UW College of Agriculture and Life Sciences News Manager Nicole Miller said in an email statement to The Badger Herald that the school has faculty members dedicated to animal welfare as well as federal grants to study topics in sustainable agriculture like dairy farm greenhouse gas emissions.
CALS also hosts field days each year to share best practices with the state’s farmers, and the Center for Dairy Profitability aids farmers with succession planning by providing guidance on transferring farms to the next generation.
“[CALS] is dedicated to supporting all types of agriculture across Wisconsin, the nation and the world,” Miller said. “We are always open to hearing from members of the agricultural community about ways to better serve them, including collaborative research projects.”
Miller said farmers who would like to collaborate with the university or have concerns should reach out directly to CALS.
Even with his concerns, Goodman is still hopeful UW will chart a new course and shift the focus of its research to encapsulate what he described as the Wisconsin Idea.
“The university said it’s redefined Wisconsin Idea would center around the general welfare of the entire state,” Goodman said. “I want to see them to live up to that.”
Adverse Effects
Even as farmers, students and other organizations work to combat the immediate impacts of increasing mass agricultural production, the ripple effects of a consolidated agriculture market can be seen in the sharp decline of rural economic activity.
Between 2010 and 2018, two-thirds of Wisconsin’s rural counties experienced a drop in their populations.
According to the Wisconsin Office of Rural Health, 12% of rural Wisconsinites experience poverty, and almost one in five children live below the poverty line. The average unemployment rate for Wisconsin’s rural counties was 6.4% in 2020.
Any hopes of a potential surge in revenue from factory farming appear to be dashed by a continuing decline in labor force size and the number of businesses hiring workers, even as industrial farming expands.
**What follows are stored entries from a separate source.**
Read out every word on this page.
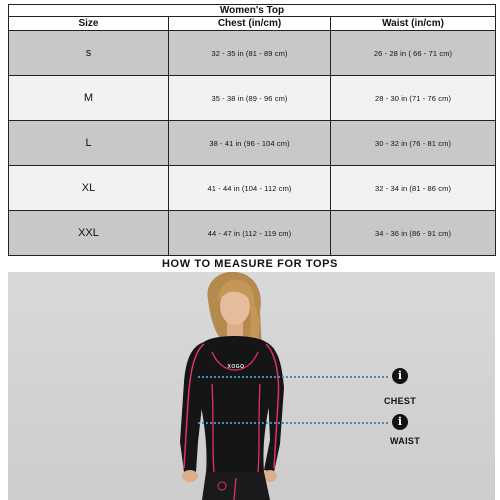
Women's Top		
Size	Chest (in/cm)	Waist (in/cm)
s	32 - 35 in (81 - 89 cm)	26 - 28 in ( 66 - 71 cm)
M	35 - 38 in (89 - 96 cm)	28 - 30 in (71 - 76 cm)
L	38 - 41 in (96 - 104 cm)	30 - 32 in (76 - 81 cm)
XL	41 - 44 in (104 - 112 cm)	32 - 34 in (81 - 86 cm)
XXL	44 - 47 in (112 - 119 cm)	34 - 36 in (86 - 91 cm)
HOW TO MEASURE FOR TOPS
XOGO
i
CHEST
i
WAIST
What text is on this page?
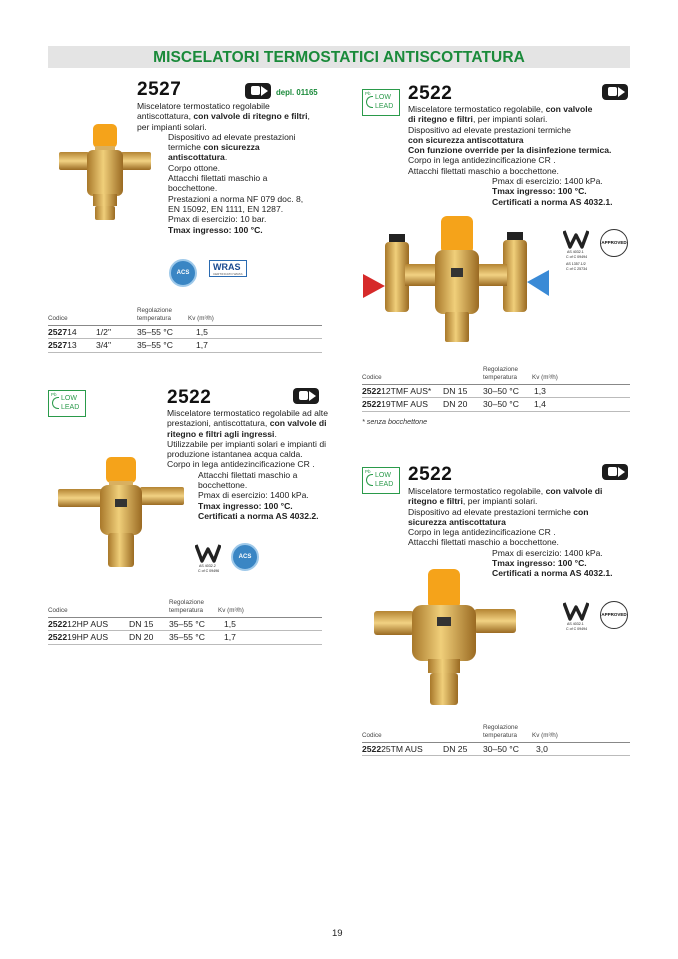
MISCELATORI TERMOSTATICI ANTISCOTTATURA
2527	depl. 01165
Miscelatore termostatico regolabile
antiscottatura, con valvole di ritegno e filtri,
per impianti solari.
Dispositivo ad elevate prestazioni
termiche con sicurezza
antiscottatura.
Corpo ottone.
Attacchi filettati maschio a
bocchettone.
Prestazioni a norma NF 079 doc. 8,
EN 15092, EN 1111, EN 1287.
Pmax di esercizio: 10 bar.
Tmax ingresso: 100 °C.
ACS
WRAS
CERTIFICATO WRAS
Codice
Regolazione
temperatura	Kv (m³/h)
252714 1/2"	35–55 °C	1,5
252713 3/4"	35–55 °C	1,7
Pb
LOW
LEAD
2522
Miscelatore termostatico regolabile, con valvole
di ritegno e filtri, per impianti solari.
Dispositivo ad elevate prestazioni termiche
con sicurezza antiscottatura
Con funzione override per la disinfezione termica.
Corpo in lega antidezincificazione CR .
Attacchi filettati maschio a bocchettone.
Pmax di esercizio: 1400 kPa.
Tmax ingresso: 100 °C.
Certificati a norma AS 4032.1.
AS 4032.1
C of C 09494
AS 1357.1/2
C of C 25734
APPROVED
Codice
Regolazione
temperatura Kv (m³/h)
252212TMF AUS* DN 15 30–50 °C 1,3
252219TMF AUS DN 20 30–50 °C 1,4
* senza bocchettone
Pb
LOW
LEAD	2522
Miscelatore termostatico regolabile ad alte
prestazioni, antiscottatura, con valvole di
ritegno e filtri agli ingressi.
Utilizzabile per impianti solari e impianti di
produzione istantanea acqua calda.
Corpo in lega antidezincificazione CR .
Attacchi filettati maschio a
bocchettone.
Pmax di esercizio: 1400 kPa.
Tmax ingresso: 100 °C.
Certificati a norma AS 4032.2.
AS 4032.2
C of C 09496
ACS
Codice
Regolazione
temperatura Kv (m³/h)
252212HP AUS DN 15 35–55 °C 1,5
252219HP AUS DN 20 35–55 °C 1,7
Pb
LOW
LEAD 2522
Miscelatore termostatico regolabile, con valvole di
ritegno e filtri, per impianti solari.
Dispositivo ad elevate prestazioni termiche con
sicurezza antiscottatura
Corpo in lega antidezincificazione CR .
Attacchi filettati maschio a bocchettone.
Pmax di esercizio: 1400 kPa.
Tmax ingresso: 100 °C.
Certificati a norma AS 4032.1.
AS 4032.1
C of C 09494
APPROVED
Codice
Regolazione
temperatura Kv (m³/h)
252225TM AUS DN 25 30–50 °C 3,0
19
Langlade County, for instance, saw a 6.5% drop in the labor force and a 7.9% drop in the number of businesses countywide between 2010 and 2018.
From his perspective in the legislature, Considine described the ongoing trend as a predictable consequence of a truncated market. While factory farms may support a significant network of employees, Considine said laborers hired from outside of the community fall short of providing the same economic benefits as local farmers.
“In regards to money circulating in the local economy, the smaller farm does a better job of improving our local community and supporting our local businesses, whatever they may be,” Considine said.
For Peck, a farmer himself, the slow death of family farming is a far more sentimental issue.
Peck views the continued loss of small farming as an identity crisis for Wisconsin — a state whose dairy farmers pride themselves on the quality of their products and the ability to support their communities.
“Farmers I know don’t want to get an award for selling the cheapest, lowest quality milk possible, and that’s what’s so sad,” Peck said. “Our entire identity is being destroyed by an industry hell-bent on being the biggest, baddest dairy producer ever. That’s not our niche in the world.”